To become a ChairScholar, students must be enrolled in public school, have a serious physical challenge and show financial need.

Keim and her husband, Hugo, founded the program in 1992. Since 1996, the couple have hosted a yearly festival at the foundation's headquarters, also their home, to bring together past and present winners and their families.

To date, they have awarded 510 scholarships worth more than $6 million.

About 1,000 people attended this year's festival, including more than 130 ChairScholars and 120 volunteers, including members of the Hillsborough County Sheriff's Office.

Booths featured carnival games, face painting, fortunetelling, flag football and dancing, courtesy of Revolutions Dance Company, a troupe made up of members with mixed abilities.

"We adapt different styles to people," said Aime Fishinger, the company's artistic director. "We can take footwork and adjust it to wheelwork.

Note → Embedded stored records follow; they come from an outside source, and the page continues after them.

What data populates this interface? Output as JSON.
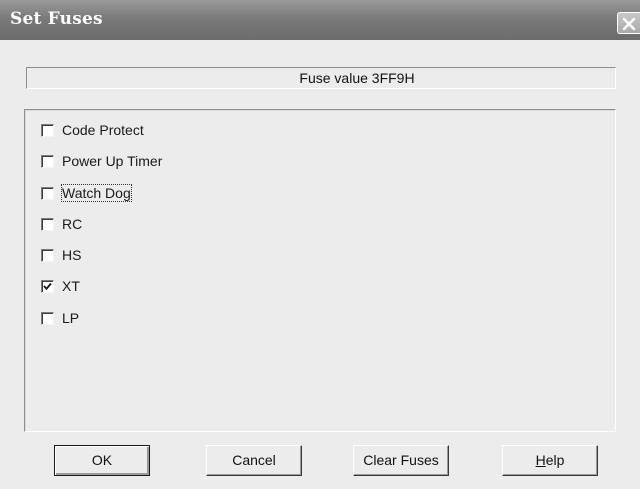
{
  "window": {
    "title": "Set Fuses"
  },
  "fuse_value_text": "Fuse value 3FF9H",
  "options": [
    {
      "label": "Code Protect",
      "checked": false
    },
    {
      "label": "Power Up Timer",
      "checked": false
    },
    {
      "label": "Watch Dog",
      "checked": false,
      "focused": true
    },
    {
      "label": "RC",
      "checked": false
    },
    {
      "label": "HS",
      "checked": false
    },
    {
      "label": "XT",
      "checked": true
    },
    {
      "label": "LP",
      "checked": false
    }
  ],
  "buttons": {
    "ok": "OK",
    "cancel": "Cancel",
    "clear_fuses": "Clear Fuses",
    "help_mnemonic": "H",
    "help_rest": "elp"
  },
  "icons": {
    "close": "close-icon",
    "check": "checkmark-icon"
  },
  "colors": {
    "titlebar": "#7a7a7a",
    "dialog_bg": "#ececec",
    "title_text": "#ffffff"
  }
}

Everything's adaptable."

This year's festival theme, ChairScholars Olympics, recognized the upcoming Paralympic Games in Beijing.

U.S. Paralympic swimmer and 2004 ChairScholar Elizabeth Kolbe delivered the keynote address. Kolbe began swimming as therapy after a 2000 car accident left her a quadriplegic.

The Harvard student holds 14 American records and will compete in the 2008 Paralympic Games in September.

"Limits don't really exist," she told the crowd. "I'm sure all of you will have amazing stories to tell in the future and I can't wait to hear them."

Following the awards ceremony, the visitors were treated to a barbecue.

Including the national students, the foundation awarded 81 scholarships this year, a record.

In 1995, ChairScholars linked up with the Hillsborough Education Foundation, a nonprofit organization aimed at student and teacher assistance programs not funded by tax revenue.

The foundation provides a mentor to Bay area winners, who signed contracts during the ceremony agreeing to remain drug- and crime-free.

Hugo Keim, who lost his left eye while in medical school, spent 29 years as chief of spinal surgery at Columbia Presbyterian Medical Center in New York, where in 1978 he met his wife, a former patient plagued with a severe curvature of the spine.

The two began the foundation as way to bridge gaps that, for the disabled, quickly become formidable.

"The hurdles they face are manageable again when a few caring people help out," Alicia Keim said.

The couple bought their 58-acre home on Pretty Lake in 1996, clearing out a field for the annual festival.

The number of scholarships awarded depends on how much money they can raise, Alicia Keim said, and next year they expect another record.

"I think this is the biggest tent we can get," she said. "I don't know what we'll do next year."